The hike had views of Rum village, lots of white flowers that smelled amazing, loads of wild mint plants, and, as the name implied, springs. We had a fika stop with tea and cookies. The guide poured us all a cup then to his own cup added about 1 tablespoon more sugar, stating, “Bedouin tea much more sugar than your tea.” I gave the Bedouin amount of sugar a try and needed to add more tea just to dissolve it all, even after stirring with a nearby stick.

After that we each carried some small branches to a viewpoint for where our guide made our lunch, using the branches as firewood. He made goat meatballs with vegetables and some sides. We had never eaten so good on a hike before. Nick climbed a viewpoint only him and the guide were confident enough to do. They saw a view of the valley and some carvings. The hike itself was nice. Not a lot of elevation gain, but it had a lot of scrambling and rocks which slowed us down.

On the way back to the desert we stopped and looked at an old cemetery and church ruins. After that our host took us to his house to check out his brother’s hive of bees. He and Jeff had chatted about bees the night before so he was excited to show us. His brother learned how to bee keep by watching youtube videos.

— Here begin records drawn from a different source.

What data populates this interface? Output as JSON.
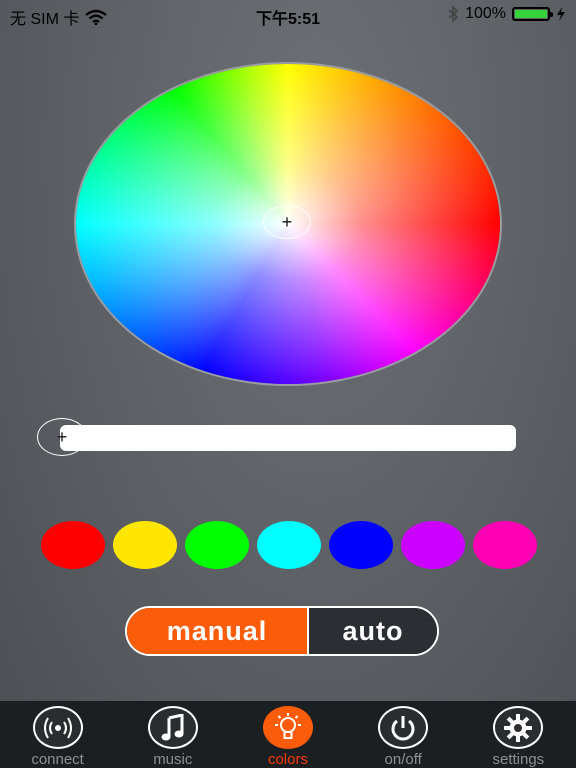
{
  "status_bar": {
    "carrier": "无 SIM 卡",
    "time": "下午5:51",
    "battery": "100%",
    "battery_level": 1.0,
    "battery_color": "#35d43b"
  },
  "color_wheel": {
    "cursor_symbol": "+"
  },
  "brightness_slider": {
    "thumb_symbol": "+",
    "value": 0.0
  },
  "swatches": [
    {
      "name": "red",
      "color": "#ff0000"
    },
    {
      "name": "yellow",
      "color": "#ffe600"
    },
    {
      "name": "green",
      "color": "#00ff00"
    },
    {
      "name": "cyan",
      "color": "#00ffff"
    },
    {
      "name": "blue",
      "color": "#0000ff"
    },
    {
      "name": "violet",
      "color": "#cc00ff"
    },
    {
      "name": "magenta",
      "color": "#ff00b4"
    }
  ],
  "mode_toggle": {
    "manual_label": "manual",
    "auto_label": "auto",
    "selected": "manual",
    "accent": "#fb5c0a"
  },
  "tabs": [
    {
      "label": "connect",
      "icon": "signal-waves-icon",
      "active": false
    },
    {
      "label": "music",
      "icon": "music-note-icon",
      "active": false
    },
    {
      "label": "colors",
      "icon": "light-bulb-icon",
      "active": true
    },
    {
      "label": "on/off",
      "icon": "power-icon",
      "active": false
    },
    {
      "label": "settings",
      "icon": "gear-icon",
      "active": false
    }
  ]
}
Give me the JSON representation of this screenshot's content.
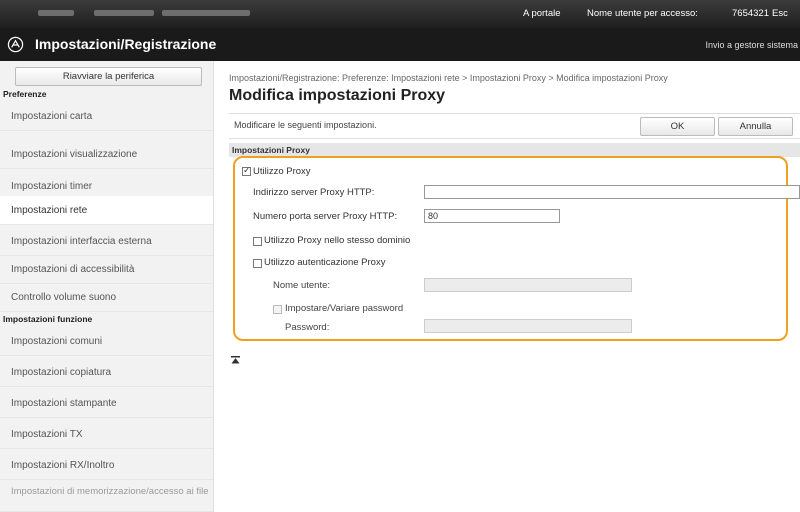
{
  "topbar": {
    "portal_link": "A portale",
    "user_label": "Nome utente per accesso:",
    "user_id": "7654321",
    "logout": "Esc"
  },
  "titlebar": {
    "title": "Impostazioni/Registrazione",
    "right_link": "Invio a gestore sistema"
  },
  "sidebar": {
    "restart_button": "Riavviare la periferica",
    "section_preferences": "Preferenze",
    "section_functions": "Impostazioni funzione",
    "items": [
      {
        "label": "Impostazioni carta"
      },
      {
        "label": "Impostazioni visualizzazione"
      },
      {
        "label": "Impostazioni timer"
      },
      {
        "label": "Impostazioni rete"
      },
      {
        "label": "Impostazioni interfaccia esterna"
      },
      {
        "label": "Impostazioni di accessibilità"
      },
      {
        "label": "Controllo volume suono"
      }
    ],
    "function_items": [
      {
        "label": "Impostazioni comuni"
      },
      {
        "label": "Impostazioni copiatura"
      },
      {
        "label": "Impostazioni stampante"
      },
      {
        "label": "Impostazioni TX"
      },
      {
        "label": "Impostazioni RX/Inoltro"
      },
      {
        "label": "Impostazioni di memorizzazione/accesso ai file"
      }
    ]
  },
  "main": {
    "breadcrumb": "Impostazioni/Registrazione: Preferenze: Impostazioni rete > Impostazioni Proxy > Modifica impostazioni Proxy",
    "page_title": "Modifica impostazioni Proxy",
    "instruction": "Modificare le seguenti impostazioni.",
    "ok_button": "OK",
    "cancel_button": "Annulla",
    "section_title": "Impostazioni Proxy",
    "use_proxy_label": "Utilizzo Proxy",
    "use_proxy_checked": true,
    "http_server_label": "Indirizzo server Proxy HTTP:",
    "http_server_value": "",
    "http_port_label": "Numero porta server Proxy HTTP:",
    "http_port_value": "80",
    "same_domain_label": "Utilizzo Proxy nello stesso dominio",
    "same_domain_checked": false,
    "auth_label": "Utilizzo autenticazione Proxy",
    "auth_checked": false,
    "username_label": "Nome utente:",
    "set_password_label": "Impostare/Variare password",
    "password_label": "Password:",
    "top_icon": "go-to-top-icon",
    "highlight_color": "#f0a01e"
  }
}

They used burning cardboard to smoke the bees so we could take a look at the hive.

Dinner was amazing once again. They had made a fire in a deep hole, then lowered a tiered tray with seasoned chicken and vegetables down on top. This was covered with a lid, a blanket, and then sand to keep the heat in. This cooked all day and the grand reveal was fun!

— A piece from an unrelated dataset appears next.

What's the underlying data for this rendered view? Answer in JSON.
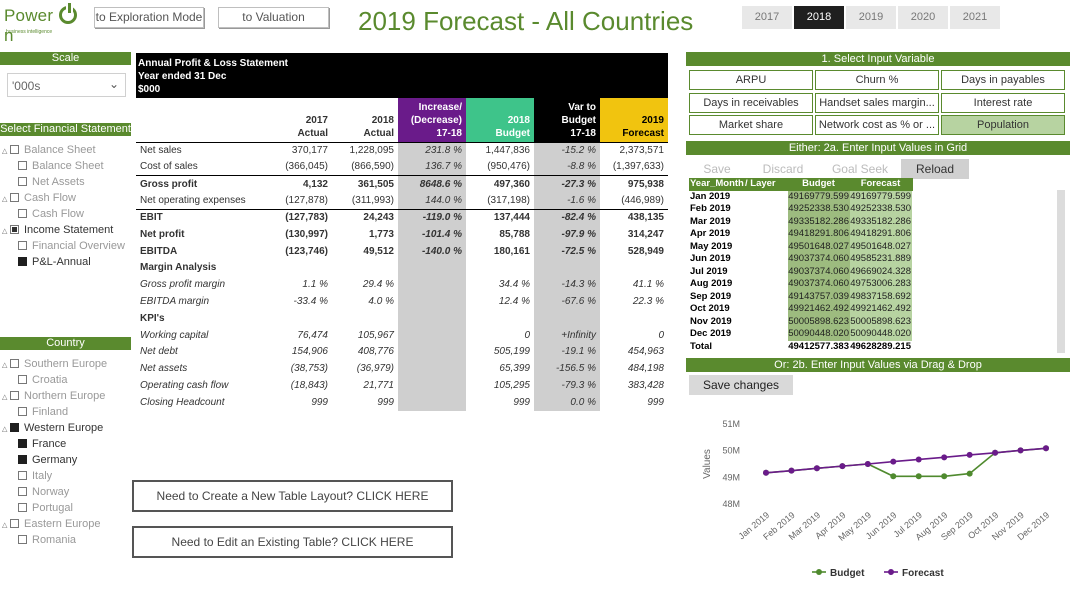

After dinner our host showed us some Bedouin desert games. He was happy to play with us because he loses against other Bedouin, but beat us pretty easily. The cook came across a hedgehog and brought him to the area where we sat. Nick held him and he was so cute. His face was different from other hedgehogs we had seen before; his ears were much bigger. After games we enjoyed one last evening stroll to our cave using a lantern from the main area, and watched the stars.

The next day we sadly had to leave the desert after another wonderful Bedouin breakfast. Everyone there had been so kind and were amazing hosts. We had one last animal visit before our departure: a group of camels! There were a few adults and some babies making their way through the desert and passing by our camp. They were so cute and the one adult even went straight to the kitchen area as if he was familiar with it. On our way back to Amman we stopped at a viewpoint of the Dead Sea where the shoreline is white from all the crystallized salt.

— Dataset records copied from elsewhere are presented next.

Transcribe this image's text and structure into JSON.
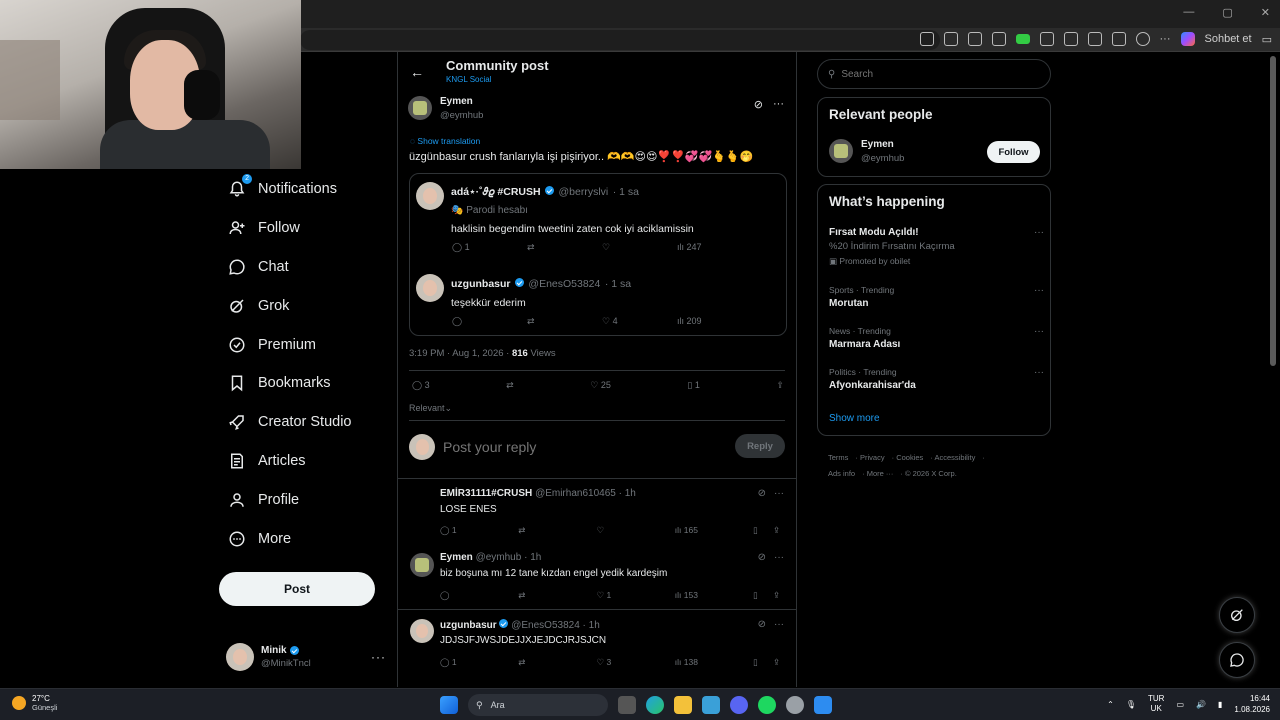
{
  "browser": {
    "copilot_label": "Sohbet et"
  },
  "nav": {
    "items": [
      {
        "label": "Notifications",
        "icon": "bell-icon",
        "badge": "2"
      },
      {
        "label": "Follow",
        "icon": "person-add-icon"
      },
      {
        "label": "Chat",
        "icon": "chat-icon"
      },
      {
        "label": "Grok",
        "icon": "grok-icon"
      },
      {
        "label": "Premium",
        "icon": "premium-icon"
      },
      {
        "label": "Bookmarks",
        "icon": "bookmark-icon"
      },
      {
        "label": "Creator Studio",
        "icon": "rocket-icon"
      },
      {
        "label": "Articles",
        "icon": "articles-icon"
      },
      {
        "label": "Profile",
        "icon": "person-icon"
      },
      {
        "label": "More",
        "icon": "more-circle-icon"
      }
    ],
    "post_button": "Post",
    "account": {
      "name": "Minik",
      "handle": "@MinikTncl"
    }
  },
  "header": {
    "title": "Community post",
    "subtitle": "KNGL Social"
  },
  "post": {
    "author_name": "Eymen",
    "author_handle": "@eymhub",
    "show_translation": "Show translation",
    "text": "üzgünbasur crush fanlarıyla işi pişiriyor.. 🫶🫶😍😍❣️❣️💞💞🫰🫰🤭",
    "quote": {
      "first": {
        "name": "adá⋆·˚𝜗𝜚 #CRUSH",
        "handle": "@berryslvi",
        "time": "1 sa",
        "parody": "Parodi hesabı",
        "text": "haklisin begendim tweetini zaten cok iyi aciklamissin",
        "replies": "1",
        "likes": "",
        "views": "247"
      },
      "second": {
        "name": "uzgunbasur",
        "handle": "@EnesO53824",
        "time": "1 sa",
        "text": "teşekkür ederim",
        "likes": "4",
        "views": "209"
      }
    },
    "timestamp": "3:19 PM · Aug 1, 2026 · ",
    "views_count": "816",
    "views_label": " Views",
    "stats": {
      "replies": "3",
      "likes": "25",
      "bookmarks": "1"
    },
    "sort_label": "Relevant"
  },
  "reply_box": {
    "placeholder": "Post your reply",
    "button": "Reply"
  },
  "replies": [
    {
      "name": "EMİR31111#CRUSH",
      "handle": "@Emirhan610465",
      "time": "1h",
      "text": "LOSE ENES",
      "replies": "1",
      "likes": "",
      "views": "165"
    },
    {
      "name": "Eymen",
      "handle": "@eymhub",
      "time": "1h",
      "text": "biz boşuna mı 12 tane kızdan engel yedik kardeşim",
      "replies": "",
      "likes": "1",
      "views": "153"
    },
    {
      "name": "uzgunbasur",
      "handle": "@EnesO53824",
      "time": "1h",
      "text": "JDJSJFJWSJDEJJXJEJDCJRJSJCN",
      "replies": "1",
      "likes": "3",
      "views": "138"
    }
  ],
  "right": {
    "search_placeholder": "Search",
    "relevant_title": "Relevant people",
    "person": {
      "name": "Eymen",
      "handle": "@eymhub",
      "button": "Follow"
    },
    "happening_title": "What’s happening",
    "trends": [
      {
        "category": "",
        "name": "Fırsat Modu Açıldı!",
        "sub": "%20 İndirim Fırsatını Kaçırma",
        "promo": "Promoted by obilet"
      },
      {
        "category": "Sports · Trending",
        "name": "Morutan"
      },
      {
        "category": "News · Trending",
        "name": "Marmara Adası"
      },
      {
        "category": "Politics · Trending",
        "name": "Afyonkarahisar'da"
      }
    ],
    "show_more": "Show more",
    "footer": [
      "Terms",
      "Privacy",
      "Cookies",
      "Accessibility",
      "Ads info",
      "More ···",
      "© 2026 X Corp."
    ]
  },
  "taskbar": {
    "temp": "27°C",
    "weather": "Güneşli",
    "search": "Ara",
    "lang_top": "TUR",
    "lang_bottom": "UK",
    "time": "16:44",
    "date": "1.08.2026"
  },
  "colors": {
    "accent": "#1d9bf0",
    "bg": "#000000",
    "muted": "#71767b",
    "border": "#2f3336"
  }
}
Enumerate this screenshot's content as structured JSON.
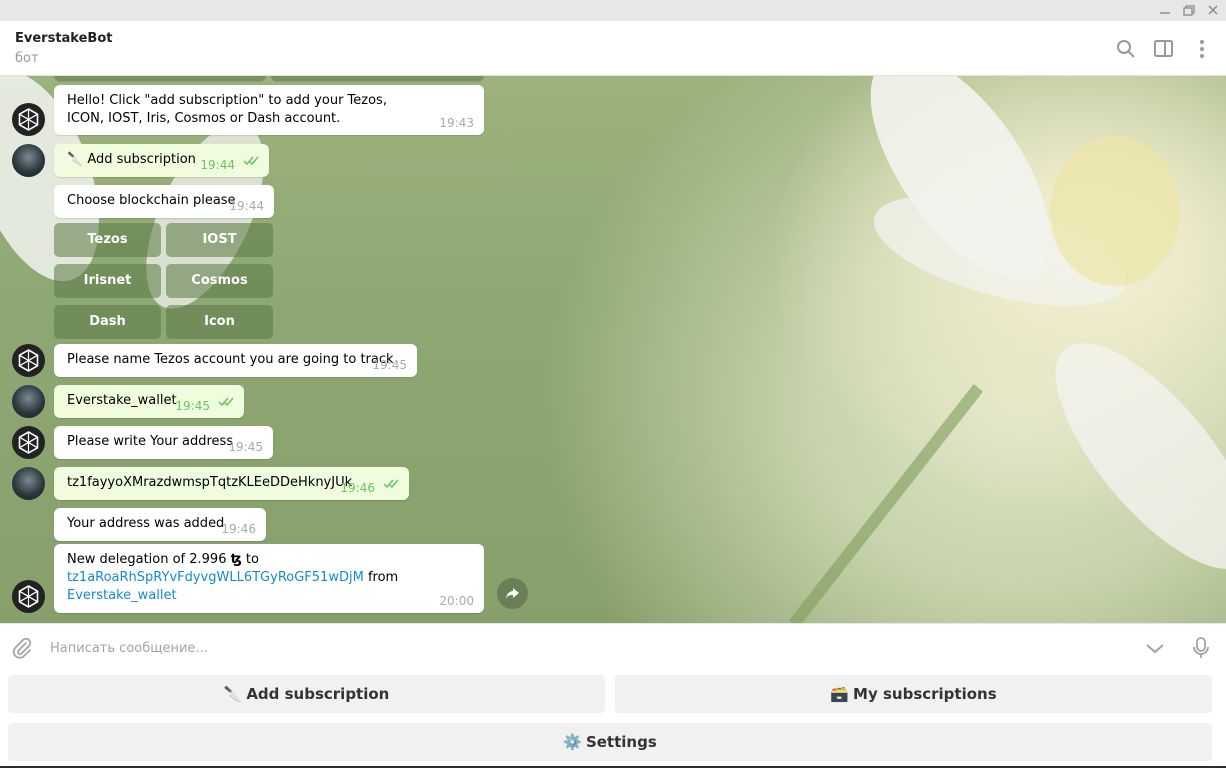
{
  "header": {
    "title": "EverstakeBot",
    "subtitle": "бот",
    "icons": [
      "search-icon",
      "sidebar-toggle-icon",
      "more-vertical-icon"
    ]
  },
  "window_controls": [
    "minimize-icon",
    "restore-icon",
    "close-icon"
  ],
  "messages": [
    {
      "from": "bot",
      "text": "Hello! Click \"add subscription\" to add your Tezos, ICON, IOST, Iris, Cosmos or Dash account.",
      "time": "19:43"
    },
    {
      "from": "user",
      "emoji": "🔪",
      "text": "Add subscription",
      "time": "19:44"
    },
    {
      "from": "bot",
      "text": "Choose blockchain please",
      "time": "19:44"
    },
    {
      "from": "bot",
      "text": "Please name Tezos account you are going to track",
      "time": "19:45"
    },
    {
      "from": "user",
      "text": "Everstake_wallet",
      "time": "19:45"
    },
    {
      "from": "bot",
      "text": "Please write Your address",
      "time": "19:45"
    },
    {
      "from": "user",
      "text": "tz1fayyoXMrazdwmspTqtzKLEeDDeHknyJUk",
      "time": "19:46"
    },
    {
      "from": "bot",
      "text": "Your address was added",
      "time": "19:46"
    },
    {
      "from": "bot",
      "text_prefix": "New delegation of 2.996",
      "currency": "ꜩ",
      "text_to": "to",
      "address": "tz1aRoaRhSpRYvFdyvgWLL6TGyRoGF51wDjM",
      "text_from": "from",
      "account": "Everstake_wallet",
      "time": "20:00"
    }
  ],
  "inline_keyboard": [
    "Tezos",
    "IOST",
    "Irisnet",
    "Cosmos",
    "Dash",
    "Icon"
  ],
  "input": {
    "placeholder": "Написать сообщение..."
  },
  "reply_keyboard": [
    {
      "emoji": "🔪",
      "label": "Add subscription"
    },
    {
      "emoji": "🗃️",
      "label": "My subscriptions"
    },
    {
      "emoji": "⚙️",
      "label": "Settings"
    }
  ]
}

After arriving in Amman we had a final dinner all together at Sudra. We walked along Rainbow Street first for Deb to do some souvenir shopping. Dinner was a set menu and it was way too much food. The restaurant was nice, though, and the band was playing lovely music. It was nice to try so many new dishes on the final night with Nick’s parents.

Nick’s parents took the rental car back to return early in the morning. Nick got a call, it turns out there was a passport switch by mistake during one of the checkpoints on our road trip! Nick took an Uber to the airport to give them back Deb’s passport and get his own. Luckily they made their flight back to Chicago on time. The checkpoints happened often on the drive, and usually we would hand mine and Nick’s passports together and get them back together, Deb and Jeff’s together and back together. None of us thought to double check! Everything else in Jordan went so smooth we joked that it was overdue that something like that happened.

Nick and I were stuck in Jordan one more day as our flight to India had been delayed. We used it to catch up on some logistics and to eat at the Jordanian Heritage Restaurant in Amman. We loved it so much in Wadi Musa we wanted to try it out in Amman as well. It was delicious and a great way to end our time in Jordan.